Dopo il pesante 31–6 a Cleveland, i Miami Dolphins sono 1–6 e il c.t. Mike McDaniel è finito nella hot seat: Tua Tagovailoa sostituito nel quarto periodo da Quinn Ewers, attacco in tilt e pressioni crescenti sulla guida tecnica.
Domenica è andata in scena la fotografia della crisi. A Cleveland, i Dolphins hanno generato appena 219 yard e 1/13 su terzi down; Tua ha chiuso con 12/?? per 100 yard, 3 intercetti e panchina nel finale, mentre McDaniel nel post-gara ha parlato di “errori auto-inflitti” e della necessità di “unità e accountability”. Il record scivola a 1–6 e la narrativa vira: non più “progetto brillante”, ma lotta per salvare la stagione e, forse, incarichi.
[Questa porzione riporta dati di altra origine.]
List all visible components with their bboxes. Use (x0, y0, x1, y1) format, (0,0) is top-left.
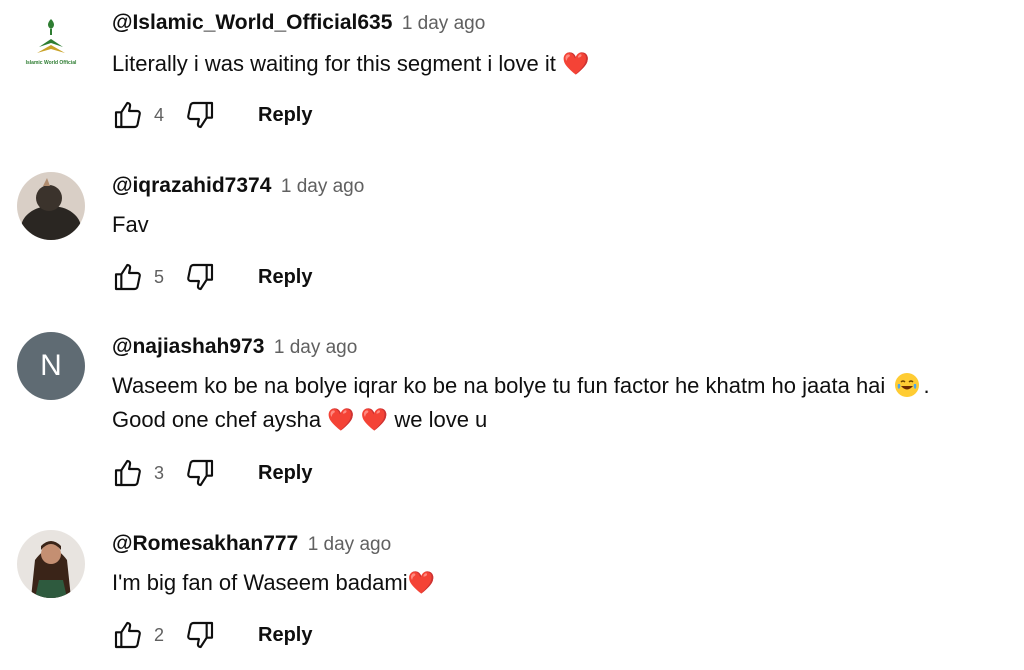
avatar-initial: N (40, 349, 62, 382)
islamic-logo-icon (17, 9, 85, 77)
avatar[interactable]: N (17, 332, 85, 400)
author-name[interactable]: @iqrazahid7374 (112, 174, 271, 197)
thumb-down-icon (187, 621, 214, 649)
thumb-up-icon (114, 263, 141, 291)
comment-text: Waseem ko be na bolye iqrar ko be na bol… (112, 369, 1004, 437)
comment-body: I'm big fan of Waseem badami (112, 570, 408, 595)
like-count: 2 (154, 624, 165, 645)
comment-body-line1: Waseem ko be na bolye iqrar ko be na bol… (112, 373, 886, 398)
comment-actions: 3 Reply (112, 456, 1004, 490)
avatar-label: Islamic World Official (25, 60, 77, 66)
reply-button[interactable]: Reply (258, 266, 312, 289)
reply-button[interactable]: Reply (258, 104, 312, 127)
comment-actions: 2 Reply (112, 618, 1004, 652)
comment-text: Fav (112, 208, 1004, 242)
comment-text: Literally i was waiting for this segment… (112, 47, 1004, 81)
comment-text: I'm big fan of Waseem badami❤️ (112, 566, 1004, 600)
author-name[interactable]: @najiashah973 (112, 335, 264, 358)
profile-photo-icon (17, 530, 85, 598)
like-button[interactable] (112, 619, 144, 651)
dislike-button[interactable] (184, 457, 216, 489)
comment-actions: 5 Reply (112, 260, 1004, 294)
comment-body: Fav (112, 212, 149, 237)
timestamp[interactable]: 1 day ago (308, 534, 391, 555)
avatar[interactable] (17, 530, 85, 598)
laugh-icon (895, 373, 920, 397)
comment-header: @Romesakhan777 1 day ago (112, 531, 1004, 557)
like-count: 4 (154, 104, 165, 125)
heart-icon: ❤️ (327, 407, 355, 432)
thumb-down-icon (187, 459, 214, 487)
avatar[interactable] (17, 172, 85, 240)
dislike-button[interactable] (184, 261, 216, 293)
avatar[interactable]: Islamic World Official (17, 9, 85, 77)
author-name[interactable]: @Romesakhan777 (112, 532, 298, 555)
comment-body: Literally i was waiting for this segment… (112, 51, 556, 76)
timestamp[interactable]: 1 day ago (274, 337, 357, 358)
author-name[interactable]: @Islamic_World_Official635 (112, 11, 392, 34)
comment-header: @najiashah973 1 day ago (112, 334, 1004, 360)
like-count: 3 (154, 462, 165, 483)
comment-header: @Islamic_World_Official635 1 day ago (112, 10, 1004, 36)
like-count: 5 (154, 266, 165, 287)
reply-button[interactable]: Reply (258, 462, 312, 485)
dislike-button[interactable] (184, 99, 216, 131)
thumb-up-icon (114, 459, 141, 487)
like-button[interactable] (112, 261, 144, 293)
timestamp[interactable]: 1 day ago (281, 176, 364, 197)
heart-icon: ❤️ (407, 570, 436, 595)
comment-body-line2-end: we love u (394, 407, 488, 432)
thumb-up-icon (114, 621, 141, 649)
thumb-down-icon (187, 263, 214, 291)
like-button[interactable] (112, 99, 144, 131)
profile-photo-icon (17, 172, 85, 240)
comment-body-line1-end: . (923, 373, 930, 398)
thumb-up-icon (114, 101, 141, 129)
comment-header: @iqrazahid7374 1 day ago (112, 173, 1004, 199)
heart-icon: ❤️ (561, 51, 590, 76)
dislike-button[interactable] (184, 619, 216, 651)
thumb-down-icon (187, 101, 214, 129)
reply-button[interactable]: Reply (258, 624, 312, 647)
like-button[interactable] (112, 457, 144, 489)
comment-actions: 4 Reply (112, 98, 1004, 132)
heart-icon: ❤️ (360, 407, 389, 432)
comment-body-line2: Good one chef aysha (112, 407, 322, 432)
timestamp[interactable]: 1 day ago (402, 13, 485, 34)
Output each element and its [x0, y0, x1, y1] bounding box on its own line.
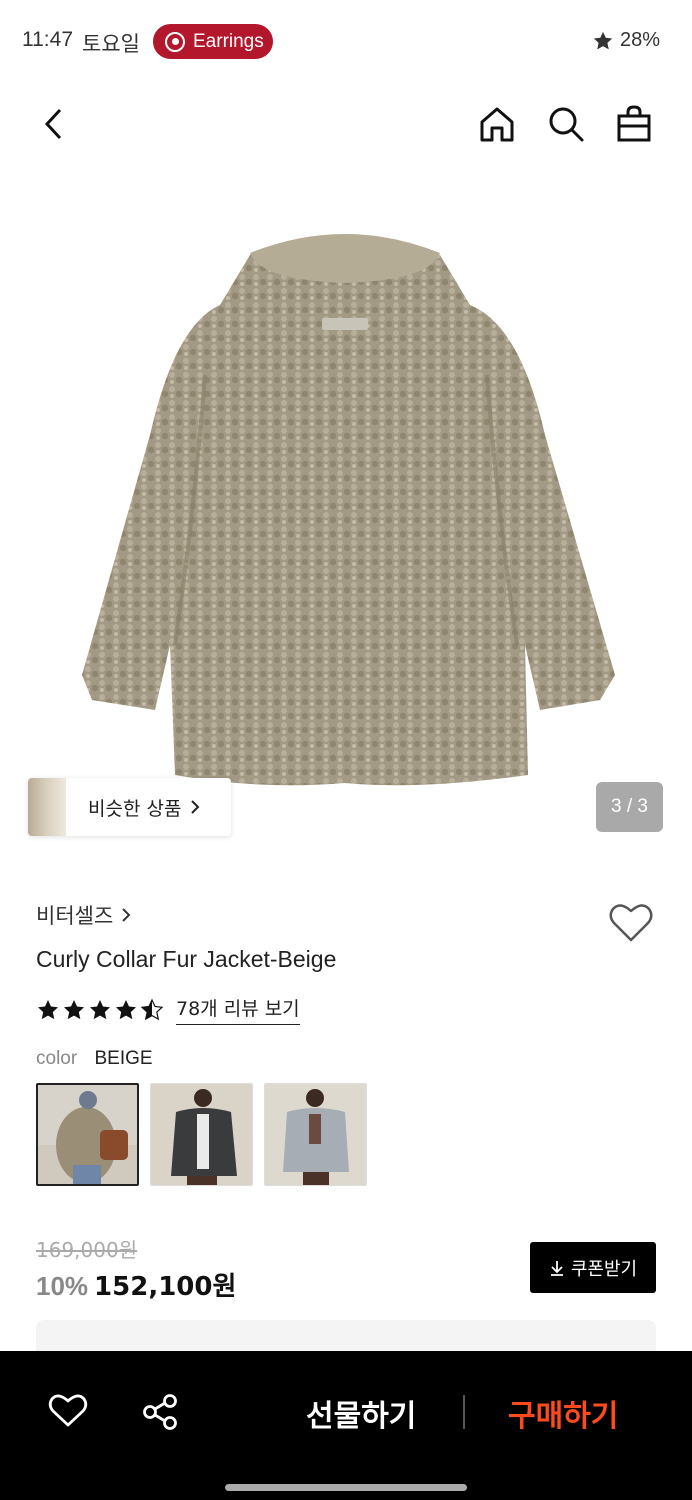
discount-rate: 10% [36, 1271, 89, 1301]
home-icon[interactable] [475, 102, 519, 146]
divider [463, 1395, 465, 1429]
rating-stars [36, 998, 164, 1022]
color-label: color [36, 1048, 78, 1069]
record-icon [165, 31, 185, 52]
heart-icon[interactable] [48, 1391, 88, 1434]
rating-row: 78개 리뷰 보기 [36, 994, 300, 1025]
notification-pill[interactable]: Earrings [153, 24, 273, 59]
swatch-charcoal[interactable] [150, 1083, 253, 1186]
color-value: BEIGE [94, 1048, 153, 1069]
battery-percent: 28% [619, 29, 660, 51]
final-price: 152,100원 [94, 1272, 237, 1302]
status-day: 토요일 [82, 32, 140, 56]
star-icon [116, 999, 136, 1019]
original-price: 169,000원 [36, 1238, 138, 1262]
product-image[interactable] [0, 175, 692, 840]
back-arrow-icon[interactable] [32, 102, 76, 146]
star-icon [593, 31, 613, 49]
product-title: Curly Collar Fur Jacket-Beige [36, 946, 337, 972]
status-time: 11:47 [22, 28, 73, 51]
gift-button[interactable]: 선물하기 [306, 1391, 416, 1435]
similar-thumbnail [28, 778, 66, 836]
star-icon [38, 999, 58, 1019]
coupon-button[interactable]: 쿠폰받기 [530, 1242, 656, 1293]
half-star-icon [140, 998, 164, 1020]
color-row: color BEIGE [36, 1048, 153, 1070]
price-row: 10% 152,100원 [36, 1266, 236, 1303]
review-link[interactable]: 78개 리뷰 보기 [176, 994, 300, 1025]
wishlist-heart-icon[interactable] [608, 900, 654, 944]
status-bar: 11:47 토요일 Earrings 28% [0, 0, 692, 84]
share-icon[interactable] [141, 1393, 179, 1436]
star-icon [64, 999, 84, 1019]
similar-products-button[interactable]: 비슷한 상품 [28, 778, 231, 836]
bottom-action-bar: 선물하기 구매하기 [0, 1351, 692, 1500]
notification-label: Earrings [193, 30, 264, 52]
shopping-bag-icon[interactable] [612, 102, 656, 146]
brand-name: 비터셀즈 [36, 904, 114, 928]
star-icon [90, 999, 110, 1019]
page-counter: 3 / 3 [596, 782, 663, 832]
buy-button[interactable]: 구매하기 [508, 1391, 618, 1435]
coupon-label: 쿠폰받기 [570, 1258, 638, 1280]
color-swatches [36, 1083, 367, 1186]
download-icon [550, 1260, 563, 1276]
status-right: 28% [592, 29, 660, 52]
search-icon[interactable] [544, 102, 588, 146]
swatch-light-grey[interactable] [264, 1083, 367, 1186]
chevron-right-icon [122, 908, 131, 922]
chevron-right-icon [191, 800, 200, 814]
home-indicator[interactable] [225, 1484, 467, 1491]
swatch-beige[interactable] [36, 1083, 139, 1186]
fur-jacket-image [82, 234, 615, 786]
brand-link[interactable]: 비터셀즈 [36, 900, 131, 930]
similar-products-label: 비슷한 상품 [88, 797, 182, 820]
top-nav [0, 84, 692, 164]
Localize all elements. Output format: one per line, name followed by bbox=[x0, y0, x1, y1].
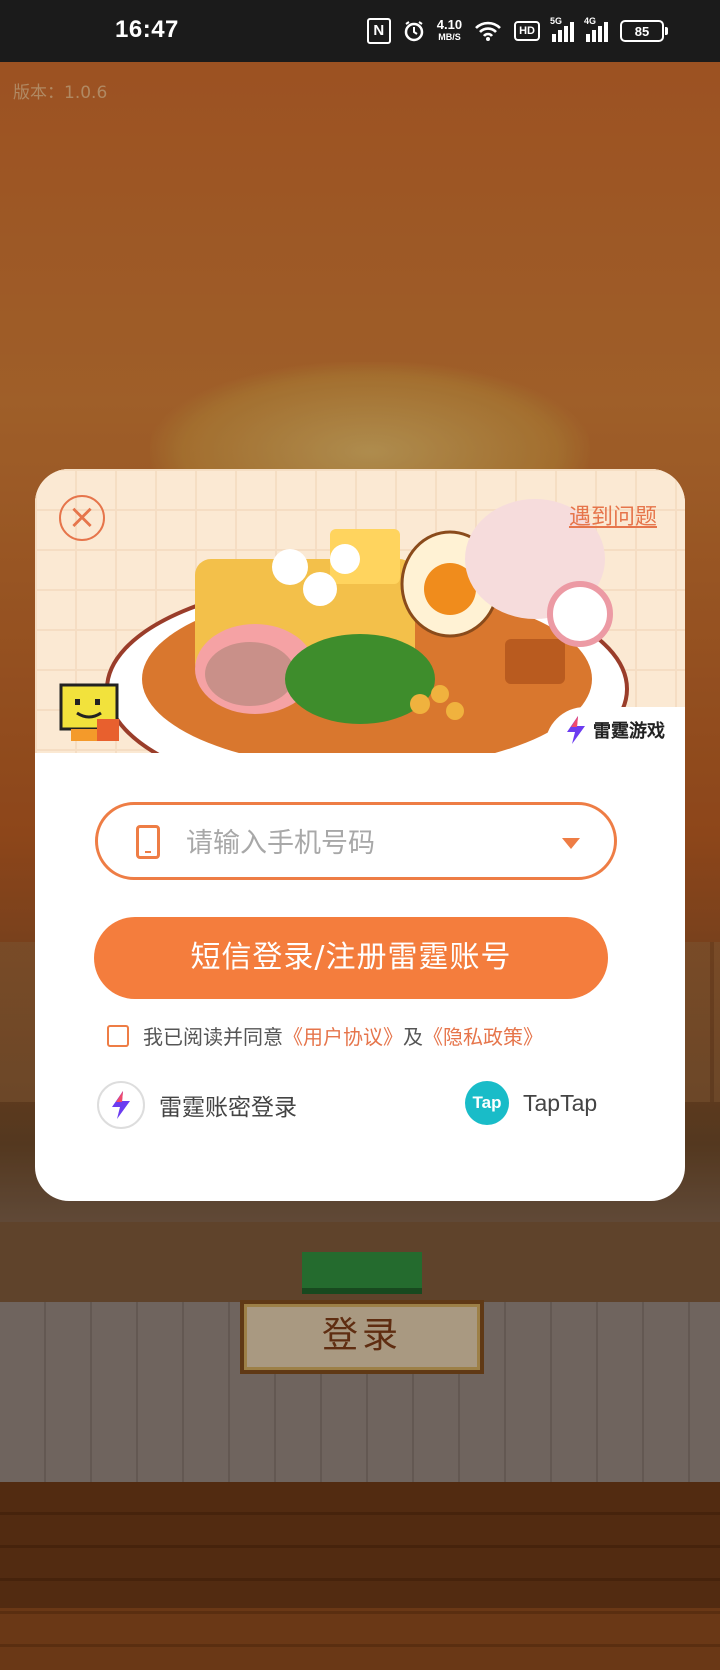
sms-login-button[interactable]: 短信登录/注册雷霆账号 bbox=[94, 917, 608, 999]
taptap-login-label: TapTap bbox=[523, 1089, 598, 1116]
speed-unit: MB/S bbox=[438, 32, 461, 42]
close-button[interactable]: × bbox=[59, 495, 105, 541]
battery-icon: 85 bbox=[620, 20, 668, 42]
dialog-banner: × 遇到问题 雷霆游戏 bbox=[35, 469, 685, 753]
hd-voice-icon: HD bbox=[514, 21, 540, 41]
thunder-logo-icon bbox=[97, 1081, 145, 1129]
help-link[interactable]: 遇到问题 bbox=[569, 499, 657, 531]
agreement-and: 及 bbox=[403, 1025, 423, 1049]
phone-number-input[interactable] bbox=[184, 821, 548, 865]
privacy-policy-link[interactable]: 《隐私政策》 bbox=[423, 1025, 543, 1049]
thunder-account-login[interactable]: 雷霆账密登录 bbox=[97, 1081, 297, 1129]
speed-value: 4.10 bbox=[436, 17, 463, 32]
network-speed: 4.10 MB/S bbox=[436, 17, 463, 43]
signal-5g-icon: 5G bbox=[550, 16, 574, 42]
status-icons: N 4.10 MB/S HD 5G 4G 85 bbox=[366, 16, 668, 44]
brand-name: 雷霆游戏 bbox=[593, 721, 665, 742]
mascot-icon bbox=[59, 683, 119, 741]
sim1-label: 5G bbox=[550, 16, 563, 26]
ramen-illustration bbox=[105, 499, 629, 753]
nfc-icon: N bbox=[366, 18, 391, 44]
user-agreement-link[interactable]: 《用户协议》 bbox=[283, 1025, 403, 1049]
thunder-login-label: 雷霆账密登录 bbox=[159, 1095, 297, 1121]
agreement-row: 我已阅读并同意《用户协议》及《隐私政策》 bbox=[107, 1021, 543, 1050]
alarm-icon bbox=[403, 20, 425, 42]
phone-input-box[interactable] bbox=[95, 802, 617, 880]
sim2-label: 4G bbox=[584, 16, 597, 26]
chevron-down-icon[interactable] bbox=[562, 838, 580, 849]
taptap-logo-icon: Tap bbox=[465, 1081, 509, 1125]
thunder-bolt-icon bbox=[567, 716, 585, 744]
phone-icon bbox=[136, 825, 160, 859]
agreement-prefix: 我已阅读并同意 bbox=[143, 1025, 283, 1049]
status-time: 16:47 bbox=[115, 16, 179, 43]
wifi-icon bbox=[474, 20, 502, 42]
login-dialog: × 遇到问题 雷霆游戏 短信登录/注册雷霆账号 我已阅读并同意《用户协议》及《隐… bbox=[35, 469, 685, 1201]
taptap-login[interactable]: Tap TapTap bbox=[465, 1081, 597, 1125]
brand-badge: 雷霆游戏 bbox=[545, 707, 685, 753]
agreement-checkbox[interactable] bbox=[107, 1024, 129, 1047]
signal-4g-icon: 4G bbox=[584, 16, 608, 42]
agreement-text: 我已阅读并同意《用户协议》及《隐私政策》 bbox=[143, 1021, 543, 1050]
status-bar: 16:47 N 4.10 MB/S HD 5G 4G 85 bbox=[0, 0, 720, 62]
close-icon: × bbox=[67, 497, 97, 537]
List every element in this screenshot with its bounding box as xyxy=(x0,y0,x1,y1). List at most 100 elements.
Perché l’attacco si è inceppato
L’impianto di McDaniel — motion pre-snap, spacing verticale, RPO e play-action — vive sulla precisione dei dettagli. Quando calano timing e protezioni, l’intero castello balla: a Cleveland sono arrivate 4 palle perse (3 INT + 1 fumble non perso), short field regalati e 21 punti Browns nati dai turnover. Il dato dei terzi down (1/13) racconta l’incapacità di restare “on schedule”. McDaniel ha ammesso che il problema è sistemico, non del singolo drive.
Tua, la panchina e il caso-QB
La panchina di Tagovailoa nel 4° quarto ha aperto il dibattito. McDaniel ha risposto che il focus è sulla squadra, non sul proprio posto; altri media USA parlano esplicitamente di job security in discussione, vista la classifica e l’involuzione dell’attacco. La linea ufficiale è “testa bassa” verso Falcons (Week 8) e Ravens nel Thursday Night successivo: una settimana corta che può diventare spartiacque.
Le tre chiavi (per rialzarsi)
- Protezione: blitz-pickup e slide protection migliori per ridare a Tua le letture in rhythm;
- Early downs: correre efficiente su 1°/2° down per evitare 3&long;
- Discipline: tagliare penalità e turnover che uccidono drive e campo.
Nel frattempo, lo spogliatoio chiede risposte rapide: 1–6 a ottobre non lascia molto margine d’errore.